Fertilité et contraception : peut-on encore tomber enceinte ?
Oui, une grossesse reste possible tant que la ménopause n’est pas confirmée.
Et ce, même si l’ovulation est irrégulière à cause des variations des œstrogènes et de la FSH.
Les cycles menstruels moins réguliers ne signifient pas une cessation immédiate de la fertilité. Tant que l’ovulation peut survenir, même de façon imprévisible, une grossesse reste possible. [2]

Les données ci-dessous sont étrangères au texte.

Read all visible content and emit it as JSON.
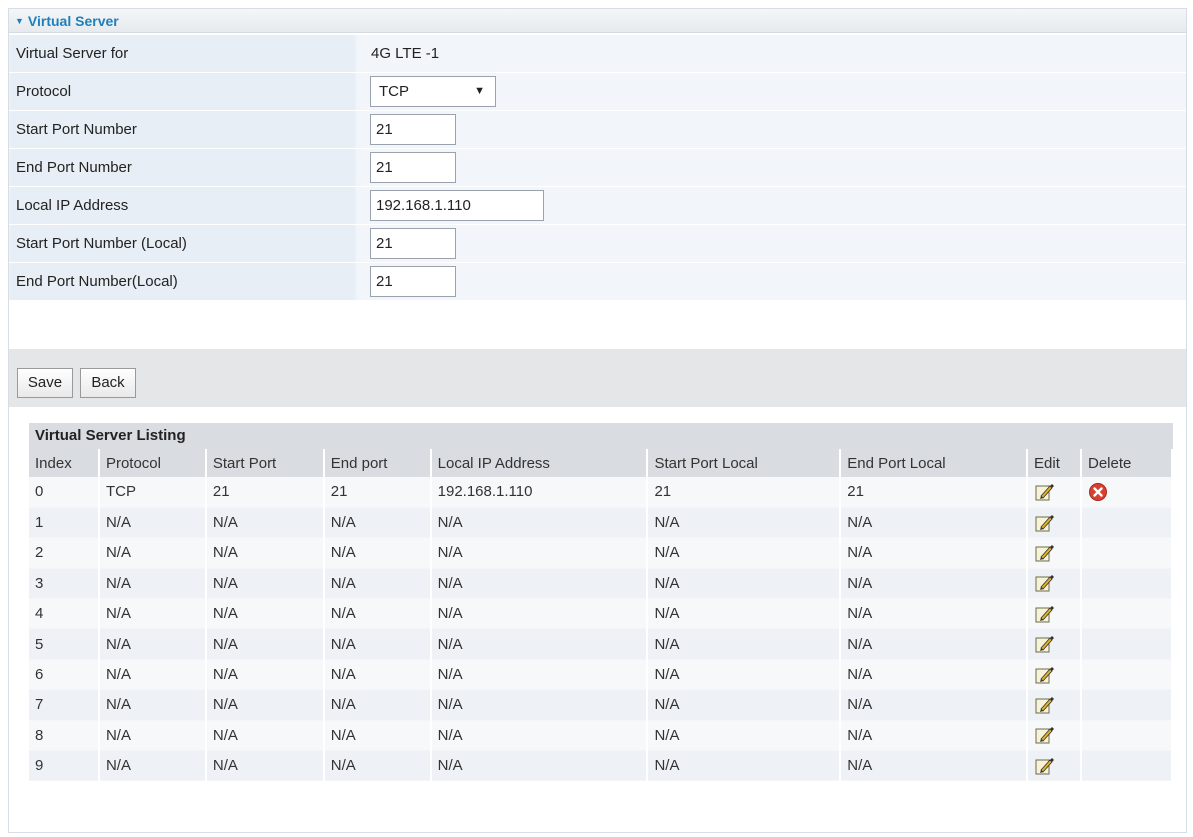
{
  "section": {
    "title": "Virtual Server"
  },
  "form": {
    "virtual_server_for": {
      "label": "Virtual Server for",
      "value": "4G LTE -1"
    },
    "protocol": {
      "label": "Protocol",
      "selected": "TCP"
    },
    "start_port": {
      "label": "Start Port Number",
      "value": "21"
    },
    "end_port": {
      "label": "End Port Number",
      "value": "21"
    },
    "local_ip": {
      "label": "Local IP Address",
      "value": "192.168.1.110"
    },
    "start_port_local": {
      "label": "Start Port Number (Local)",
      "value": "21"
    },
    "end_port_local": {
      "label": "End Port Number(Local)",
      "value": "21"
    }
  },
  "buttons": {
    "save": "Save",
    "back": "Back"
  },
  "listing": {
    "title": "Virtual Server Listing",
    "columns": [
      "Index",
      "Protocol",
      "Start Port",
      "End port",
      "Local IP Address",
      "Start Port Local",
      "End Port Local",
      "Edit",
      "Delete"
    ],
    "rows": [
      {
        "index": "0",
        "protocol": "TCP",
        "start_port": "21",
        "end_port": "21",
        "local_ip": "192.168.1.110",
        "start_port_local": "21",
        "end_port_local": "21",
        "deletable": true
      },
      {
        "index": "1",
        "protocol": "N/A",
        "start_port": "N/A",
        "end_port": "N/A",
        "local_ip": "N/A",
        "start_port_local": "N/A",
        "end_port_local": "N/A",
        "deletable": false
      },
      {
        "index": "2",
        "protocol": "N/A",
        "start_port": "N/A",
        "end_port": "N/A",
        "local_ip": "N/A",
        "start_port_local": "N/A",
        "end_port_local": "N/A",
        "deletable": false
      },
      {
        "index": "3",
        "protocol": "N/A",
        "start_port": "N/A",
        "end_port": "N/A",
        "local_ip": "N/A",
        "start_port_local": "N/A",
        "end_port_local": "N/A",
        "deletable": false
      },
      {
        "index": "4",
        "protocol": "N/A",
        "start_port": "N/A",
        "end_port": "N/A",
        "local_ip": "N/A",
        "start_port_local": "N/A",
        "end_port_local": "N/A",
        "deletable": false
      },
      {
        "index": "5",
        "protocol": "N/A",
        "start_port": "N/A",
        "end_port": "N/A",
        "local_ip": "N/A",
        "start_port_local": "N/A",
        "end_port_local": "N/A",
        "deletable": false
      },
      {
        "index": "6",
        "protocol": "N/A",
        "start_port": "N/A",
        "end_port": "N/A",
        "local_ip": "N/A",
        "start_port_local": "N/A",
        "end_port_local": "N/A",
        "deletable": false
      },
      {
        "index": "7",
        "protocol": "N/A",
        "start_port": "N/A",
        "end_port": "N/A",
        "local_ip": "N/A",
        "start_port_local": "N/A",
        "end_port_local": "N/A",
        "deletable": false
      },
      {
        "index": "8",
        "protocol": "N/A",
        "start_port": "N/A",
        "end_port": "N/A",
        "local_ip": "N/A",
        "start_port_local": "N/A",
        "end_port_local": "N/A",
        "deletable": false
      },
      {
        "index": "9",
        "protocol": "N/A",
        "start_port": "N/A",
        "end_port": "N/A",
        "local_ip": "N/A",
        "start_port_local": "N/A",
        "end_port_local": "N/A",
        "deletable": false
      }
    ]
  },
  "icons": {
    "edit": "edit-pencil-icon",
    "delete": "delete-x-icon",
    "section_toggle": "collapse-caret-icon"
  },
  "colors": {
    "title_accent": "#1f7fb8",
    "delete_red": "#d8402f"
  }
}
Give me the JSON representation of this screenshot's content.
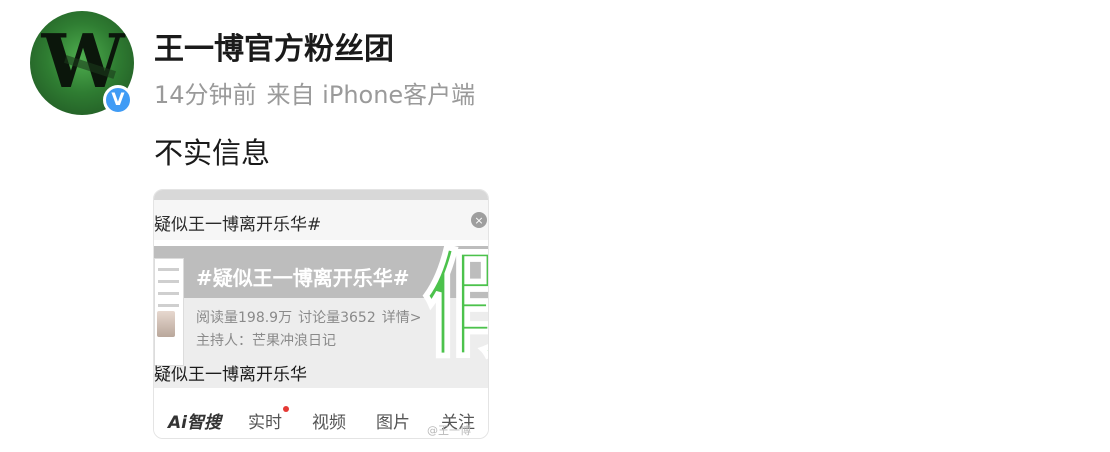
{
  "post": {
    "author": "王一博官方粉丝团",
    "time": "14分钟前",
    "source": "来自 iPhone客户端",
    "text": "不实信息",
    "avatar_letter": "W",
    "verified_mark": "V"
  },
  "screenshot_card": {
    "search_query": "疑似王一博离开乐华#",
    "clear_icon": "×",
    "topic_title": "#疑似王一博离开乐华#",
    "reads": "阅读量198.9万",
    "discussions": "讨论量3652",
    "details": "详情>",
    "host": "主持人：芒果冲浪日记",
    "stamp": "假",
    "result_title": "疑似王一博离开乐华",
    "tabs": {
      "ai": "Ai智搜",
      "live": "实时",
      "video": "视频",
      "pictures": "图片",
      "follow": "关注"
    },
    "watermark": "@王一博"
  },
  "colors": {
    "verified_blue": "#3f9bf5",
    "stamp_green": "#4cc24c",
    "meta_gray": "#9a9a9a"
  }
}
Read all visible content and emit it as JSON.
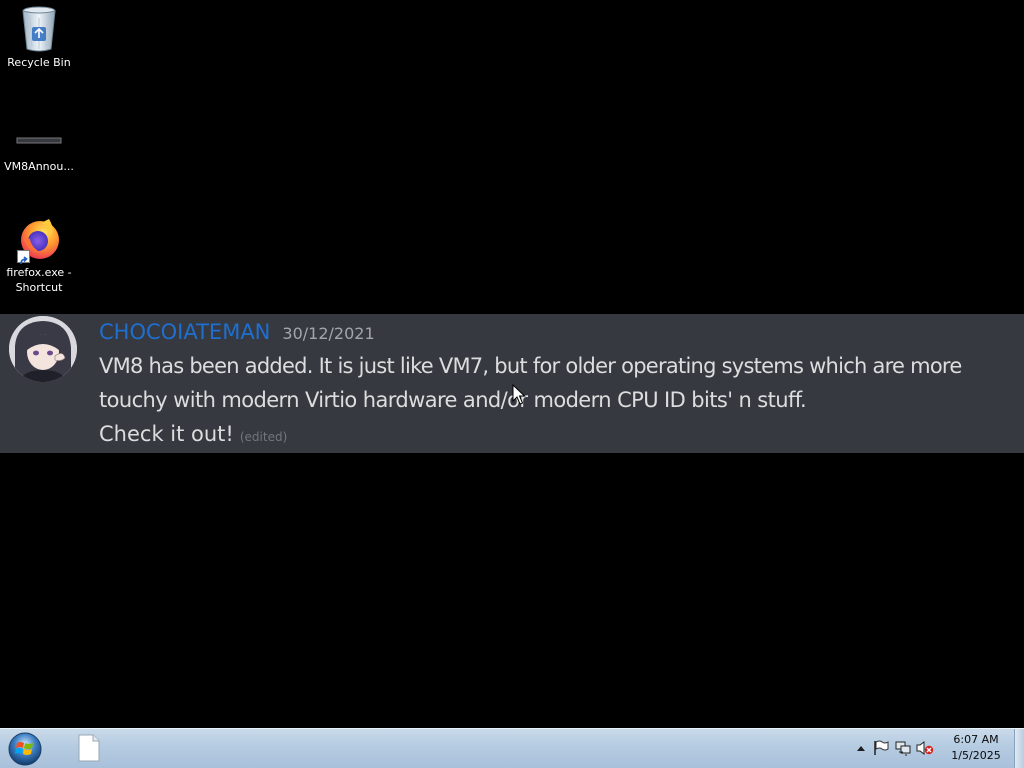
{
  "desktop": {
    "icons": [
      {
        "label": "Recycle Bin",
        "icon": "recycle-bin-icon"
      },
      {
        "label": "VM8Annou...",
        "icon": "image-file-icon"
      },
      {
        "label": "firefox.exe - Shortcut",
        "icon": "firefox-icon"
      }
    ]
  },
  "message": {
    "author": "CHOCOIATEMAN",
    "date": "30/12/2021",
    "lines": [
      "VM8 has been added. It is just like VM7, but for older operating systems which are more",
      "touchy with modern Virtio hardware and/or modern CPU ID bits' n stuff.",
      "Check it out!"
    ],
    "edited": "(edited)",
    "colors": {
      "background": "#36393f",
      "author": "#1f6fd0",
      "text": "#dcddde",
      "meta": "#a3a6aa"
    }
  },
  "taskbar": {
    "start_icon": "windows-orb-icon",
    "items": [
      {
        "icon": "blank-document-icon"
      }
    ],
    "tray": {
      "icons": [
        "show-hidden-icons-arrow",
        "action-center-flag-icon",
        "network-icon",
        "volume-muted-icon"
      ],
      "time": "6:07 AM",
      "date": "1/5/2025"
    }
  }
}
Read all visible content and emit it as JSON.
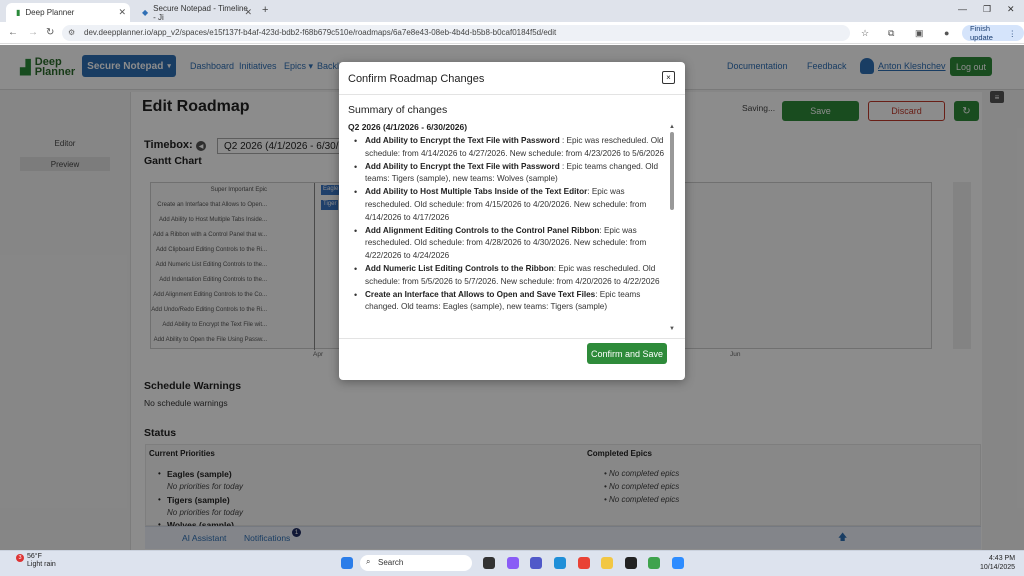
{
  "browser": {
    "tabs": [
      {
        "title": "Deep Planner",
        "active": true
      },
      {
        "title": "Secure Notepad - Timeline - Ji",
        "active": false
      }
    ],
    "url": "dev.deepplanner.io/app_v2/spaces/e15f137f-b4af-423d-bdb2-f68b679c510e/roadmaps/6a7e8e43-08eb-4b4d-b5b8-b0caf0184f5d/edit",
    "finish_update": "Finish update"
  },
  "header": {
    "logo_line1": "Deep",
    "logo_line2": "Planner",
    "project": "Secure Notepad",
    "nav": [
      "Dashboard",
      "Initiatives",
      "Epics",
      "Backl"
    ],
    "documentation": "Documentation",
    "feedback": "Feedback",
    "user": "Anton Kleshchev",
    "logout": "Log out"
  },
  "sidebar": {
    "items": [
      "Editor",
      "Preview"
    ]
  },
  "editor": {
    "title": "Edit Roadmap",
    "saving": "Saving...",
    "save": "Save",
    "discard": "Discard",
    "timebox_label": "Timebox:",
    "timebox_value": "Q2 2026 (4/1/2026 - 6/30/2026)",
    "gantt_title": "Gantt Chart",
    "gantt_rows": [
      "Super Important Epic",
      "Create an Interface that Allows to Open...",
      "Add Ability to Host Multiple Tabs Inside...",
      "Add a Ribbon with a Control Panel that w...",
      "Add Clipboard Editing Controls to the Ri...",
      "Add Numeric List Editing Controls to the...",
      "Add Indentation Editing Controls to the...",
      "Add Alignment Editing Controls to the Co...",
      "Add Undo/Redo Editing Controls to the Ri...",
      "Add Ability to Encrypt the Text File wit...",
      "Add Ability to Open the File Using Passw..."
    ],
    "gantt_bars": [
      "Eagle",
      "Tiger"
    ],
    "gantt_ticks": [
      "Apr",
      "Jun"
    ],
    "schedule_warnings_title": "Schedule Warnings",
    "schedule_warnings_text": "No schedule warnings",
    "status_title": "Status",
    "current_priorities": "Current Priorities",
    "completed_epics": "Completed Epics",
    "teams": [
      {
        "name": "Eagles (sample)",
        "sub": "No priorities for today"
      },
      {
        "name": "Tigers (sample)",
        "sub": "No priorities for today"
      },
      {
        "name": "Wolves (sample)",
        "sub": ""
      }
    ],
    "completed": [
      "No completed epics",
      "No completed epics",
      "No completed epics"
    ],
    "bottom": {
      "ai": "AI Assistant",
      "notifications": "Notifications",
      "notif_count": "1"
    }
  },
  "modal": {
    "title": "Confirm Roadmap Changes",
    "close": "×",
    "summary": "Summary of changes",
    "period": "Q2 2026 (4/1/2026 - 6/30/2026)",
    "changes": [
      {
        "epic": "Add Ability to Encrypt the Text File with Password",
        "detail": " : Epic was rescheduled. Old schedule: from 4/14/2026 to 4/27/2026. New schedule: from 4/23/2026 to 5/6/2026"
      },
      {
        "epic": "Add Ability to Encrypt the Text File with Password",
        "detail": " : Epic teams changed. Old teams: Tigers (sample), new teams: Wolves (sample)"
      },
      {
        "epic": "Add Ability to Host Multiple Tabs Inside of the Text Editor",
        "detail": ": Epic was rescheduled. Old schedule: from 4/15/2026 to 4/20/2026. New schedule: from 4/14/2026 to 4/17/2026"
      },
      {
        "epic": "Add Alignment Editing Controls to the Control Panel Ribbon",
        "detail": ": Epic was rescheduled. Old schedule: from 4/28/2026 to 4/30/2026. New schedule: from 4/22/2026 to 4/24/2026"
      },
      {
        "epic": "Add Numeric List Editing Controls to the Ribbon",
        "detail": ": Epic was rescheduled. Old schedule: from 5/5/2026 to 5/7/2026. New schedule: from 4/20/2026 to 4/22/2026"
      },
      {
        "epic": "Create an Interface that Allows to Open and Save Text Files",
        "detail": ": Epic teams changed. Old teams: Eagles (sample), new teams: Tigers (sample)"
      }
    ],
    "confirm": "Confirm and Save"
  },
  "taskbar": {
    "weather_temp": "56°F",
    "weather_desc": "Light rain",
    "weather_badge": "3",
    "search": "Search",
    "time": "4:43 PM",
    "date": "10/14/2025"
  },
  "colors": {
    "primary": "#2f6fb5",
    "success": "#2e8b3a",
    "danger": "#c0392b"
  }
}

C’est pour cette raison qu’une contraception adaptée reste nécessaire. Pour une prise en charge personnalisée, nous vous recommandons de consulter votre médecin. Vous pourrez ainsi recevoir des conseils adaptés à votre cas, et identifier les solutions les plus appropriées.
La préménopause en bref
La préménopause est une phase naturelle qui précède la ménopause. Elle est dûe à des fluctuations hormonales.
Elle peut s’étendre sur plusieurs années, avec une évolution différente d’une femme à l’autre.
Cette période ne correspond pas à une maladie, mais à une adaptation progressive du corps. Mieux comprendre la différence avec la ménopause aide à mieux vivre cette étape.
Nous vous recommandons une gestion globale, associant une amélioration de votre hygiène de vie et un suivi médical afin d’identifier les solutions adaptées.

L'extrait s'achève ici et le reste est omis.